As a teacher, one of my favorite subjects was U.S. history. I used children’s picture books and novels to make our country’s history understandable for 10-year-olds. They loved the stories where the kids were the heroes standing up for the persecuted and even saving lives.
The children would often ask how these things could happen. How could people stand by while fellow citizens were persecuted? How could they turn their heads while political opponents were demonized, supremacy was celebrated, and groups of people were the targets of poisonous rants? How could they ignore bans on ethnic groups, travel restrictions, and trade wars? How could they disregard attacks on the press, the degradation of science and facts, and the bastardizing of the truth? How could good people live next door to camps of starving people and pretend they didn’t exist? How could they see parents separated from their children and go on with their daily lives like normal? How could they watch people torn from their homes and forced on a 1,000-mile march to reservations, sold on auction blocks, or sent to internment camps?

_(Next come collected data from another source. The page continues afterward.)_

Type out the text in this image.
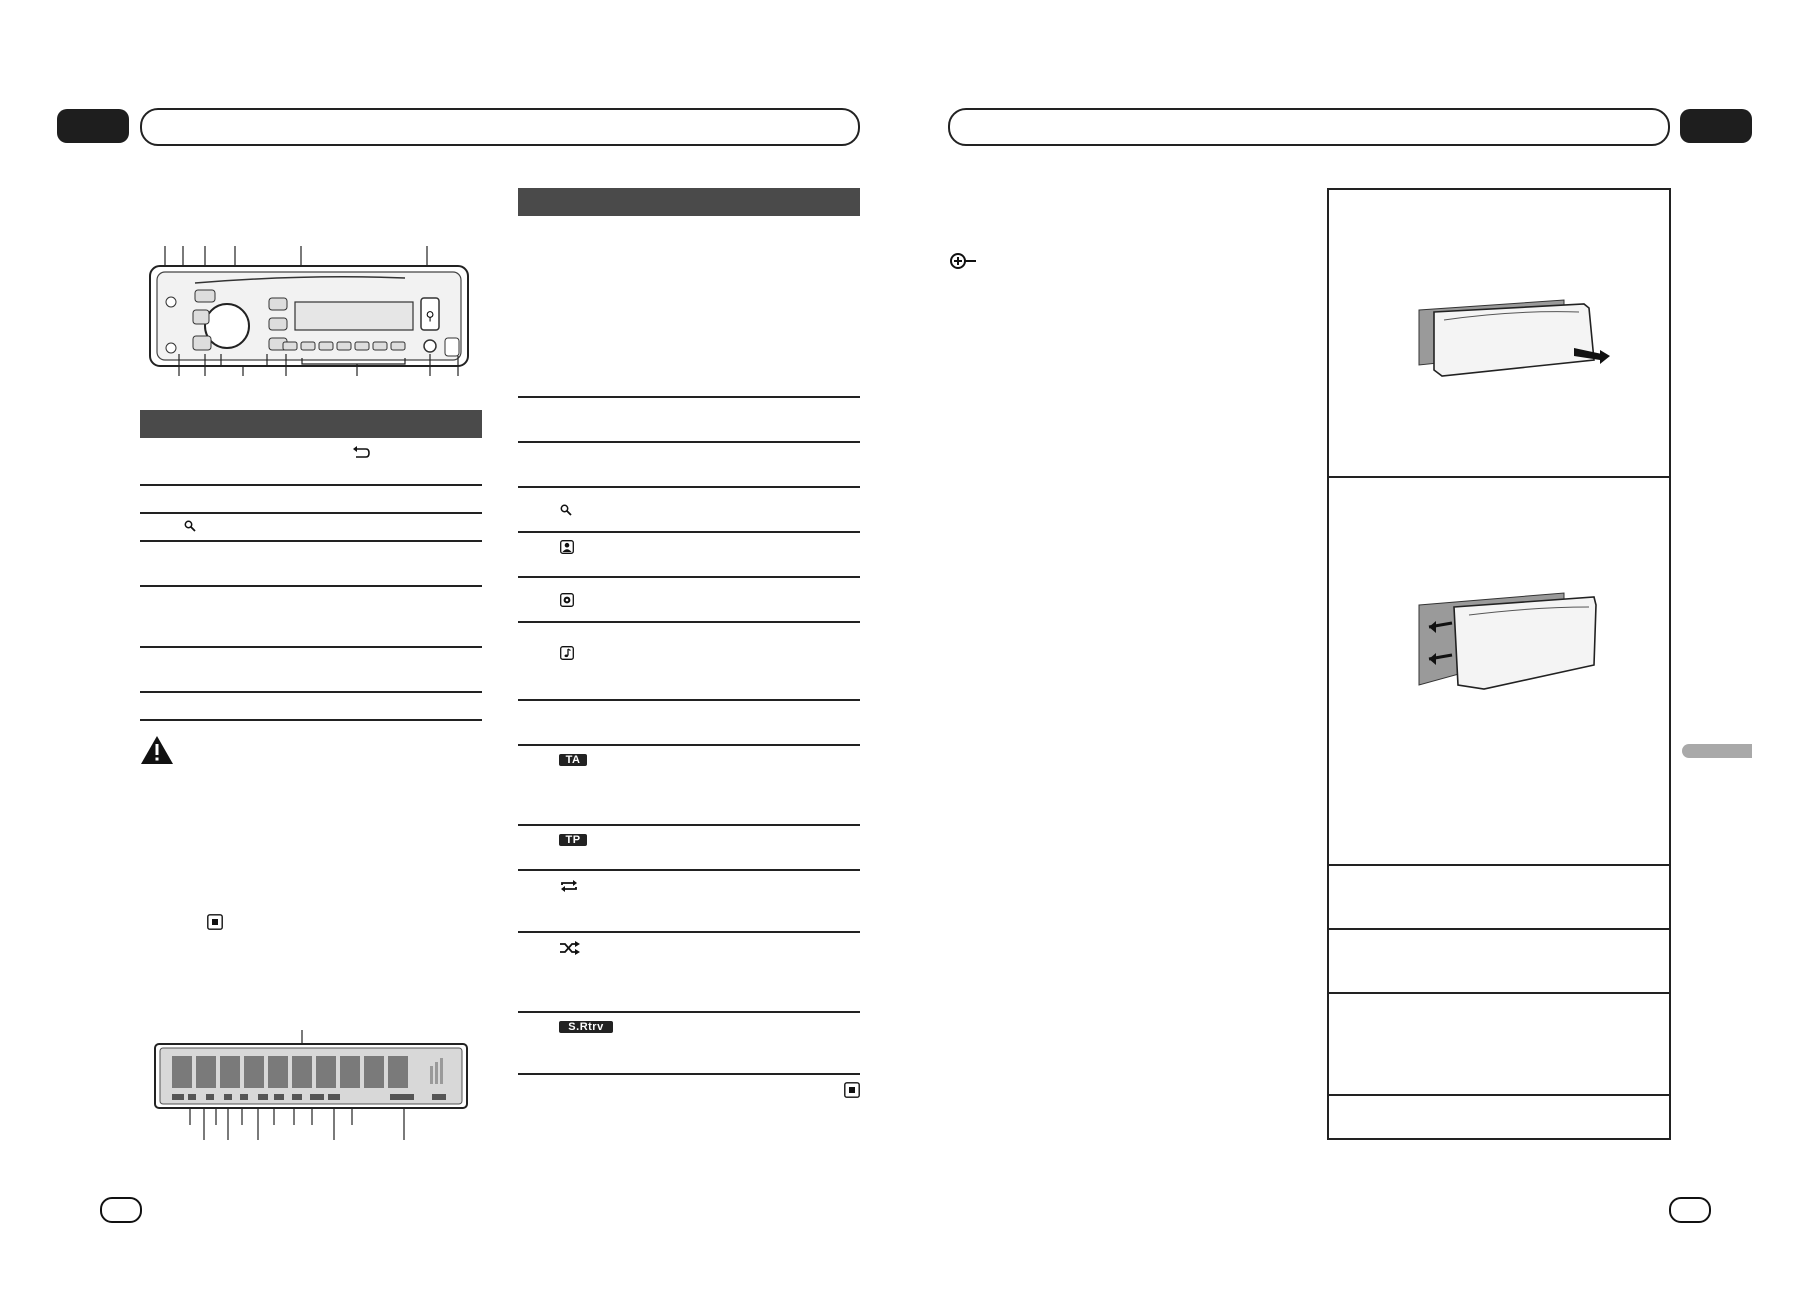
⚲
TA
TP
S.Rtrv
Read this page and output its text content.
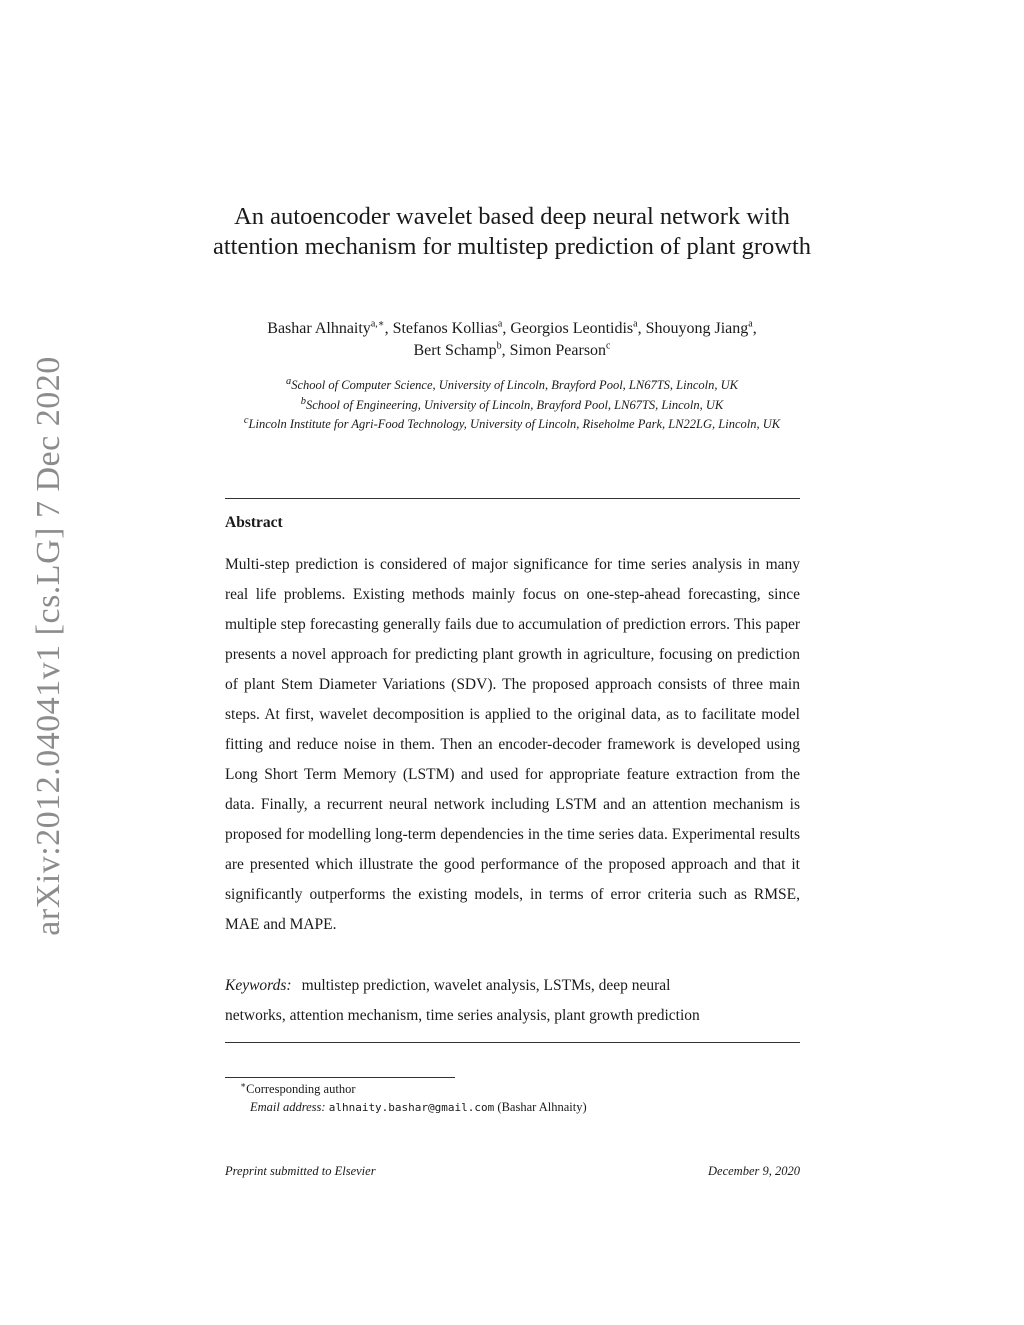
arXiv:2012.04041v1 [cs.LG] 7 Dec 2020
An autoencoder wavelet based deep neural network with attention mechanism for multistep prediction of plant growth
Bashar Alhnaity$^{a,∗}$, Stefanos Kollias$^a$, Georgios Leontidis$^a$, Shouyong Jiang$^a$,
Bert Schamp$^b$, Simon Pearson$^c$
$^a$School of Computer Science, University of Lincoln, Brayford Pool, LN67TS, Lincoln, UK
$^b$School of Engineering, University of Lincoln, Brayford Pool, LN67TS, Lincoln, UK
$^c$Lincoln Institute for Agri-Food Technology, University of Lincoln, Riseholme Park, LN22LG, Lincoln, UK
Abstract
Multi-step prediction is considered of major significance for time series analysis in many real life problems. Existing methods mainly focus on one-step-ahead forecasting, since multiple step forecasting generally fails due to accumulation of prediction errors. This paper presents a novel approach for predicting plant growth in agriculture, focusing on prediction of plant Stem Diameter Variations (SDV). The proposed approach consists of three main steps. At first, wavelet decomposition is applied to the original data, as to facilitate model fitting and reduce noise in them. Then an encoder-decoder framework is developed using Long Short Term Memory (LSTM) and used for appropriate feature extraction from the data. Finally, a recurrent neural network including LSTM and an attention mechanism is proposed for modelling long-term dependencies in the time series data. Experimental results are presented which illustrate the good performance of the proposed approach and that it significantly outperforms the existing models, in terms of error criteria such as RMSE, MAE and MAPE.
Keywords: multistep prediction, wavelet analysis, LSTMs, deep neural
networks, attention mechanism, time series analysis, plant growth prediction
∗Corresponding author
Email address: alhnaity.bashar@gmail.com (Bashar Alhnaity)
Preprint submitted to Elsevier	December 9, 2020
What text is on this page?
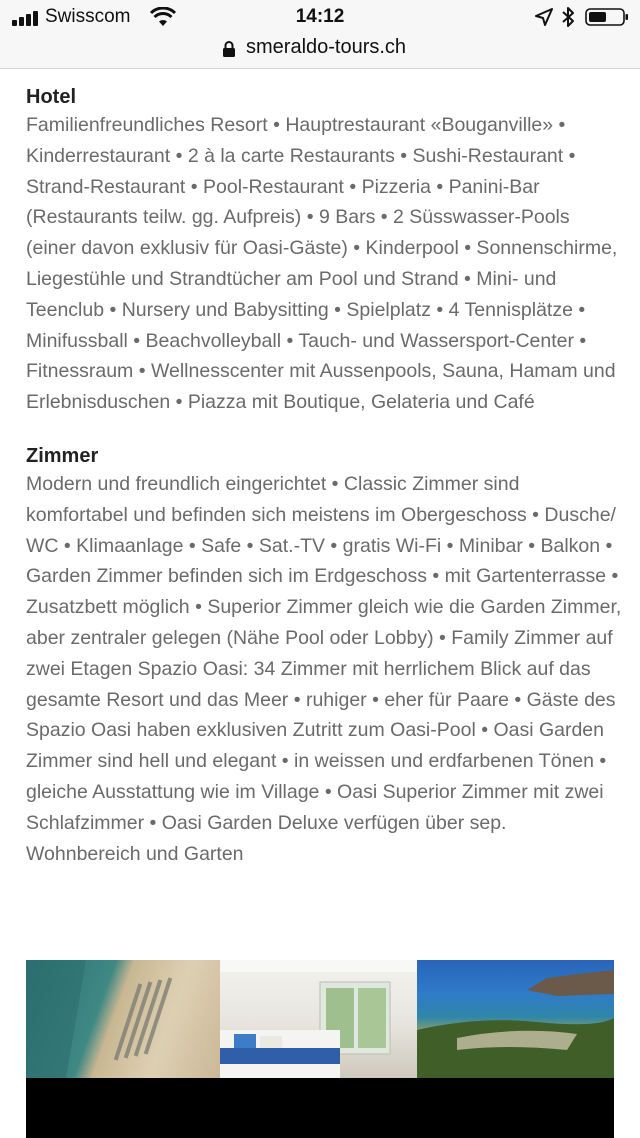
Swisscom	14:12
smeraldo-tours.ch
Hotel

Familienfreundliches Resort • Hauptrestaurant «Bouganville» • Kinderrestaurant • 2 à la carte Restaurants • Sushi-Restaurant • Strand-Restaurant • Pool-Restaurant • Pizzeria • Panini-Bar (Restaurants teilw. gg. Aufpreis) • 9 Bars • 2 Süsswasser-Pools (einer davon exklusiv für Oasi-Gäste) • Kinderpool • Sonnenschirme, Liegestühle und Strandtücher am Pool und Strand • Mini- und Teenclub • Nursery und Babysitting • Spielplatz • 4 Tennisplätze • Minifussball • Beachvolleyball • Tauch- und Wassersport-Center • Fitnessraum • Wellnesscenter mit Aussenpools, Sauna, Hamam und Erlebnisduschen • Piazza mit Boutique, Gelateria und Café

Zimmer

Modern und freundlich eingerichtet • Classic Zimmer sind komfortabel und befinden sich meistens im Obergeschoss • Dusche/ WC • Klimaanlage • Safe • Sat.-TV • gratis Wi-Fi • Minibar • Balkon • Garden Zimmer befinden sich im Erdgeschoss • mit Gartenterrasse • Zusatzbett möglich • Superior Zimmer gleich wie die Garden Zimmer, aber zentraler gelegen (Nähe Pool oder Lobby) • Family Zimmer auf zwei Etagen Spazio Oasi: 34 Zimmer mit herrlichem Blick auf das gesamte Resort und das Meer • ruhiger • eher für Paare • Gäste des Spazio Oasi haben exklusiven Zutritt zum Oasi-Pool • Oasi Garden Zimmer sind hell und elegant • in weissen und erdfarbenen Tönen • gleiche Ausstattung wie im Village • Oasi Superior Zimmer mit zwei Schlafzimmer • Oasi Garden Deluxe verfügen über sep. Wohnbereich und Garten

They wonder had they lived at that time would they have cheered on the slave catchers or been part of the Underground Railroad? Would they have moved into a neighbor’s abandoned home or taken care of it for them until their return? Would they have stood on a sidewalk as people were screaming names at a 5-year-old integrating a school or held her hand? Would they have joined the Nazi Youth or the resistance?
In essence, would they turn their heads and ignore atrocity or would they defy it and stand up and speak out? Ask yourself the same questions. Then look in the mirror, because what you are doing now is probably what you would have done then. These stains on our history happened with either overt or subtle approval of many fellow citizens – just as they are today.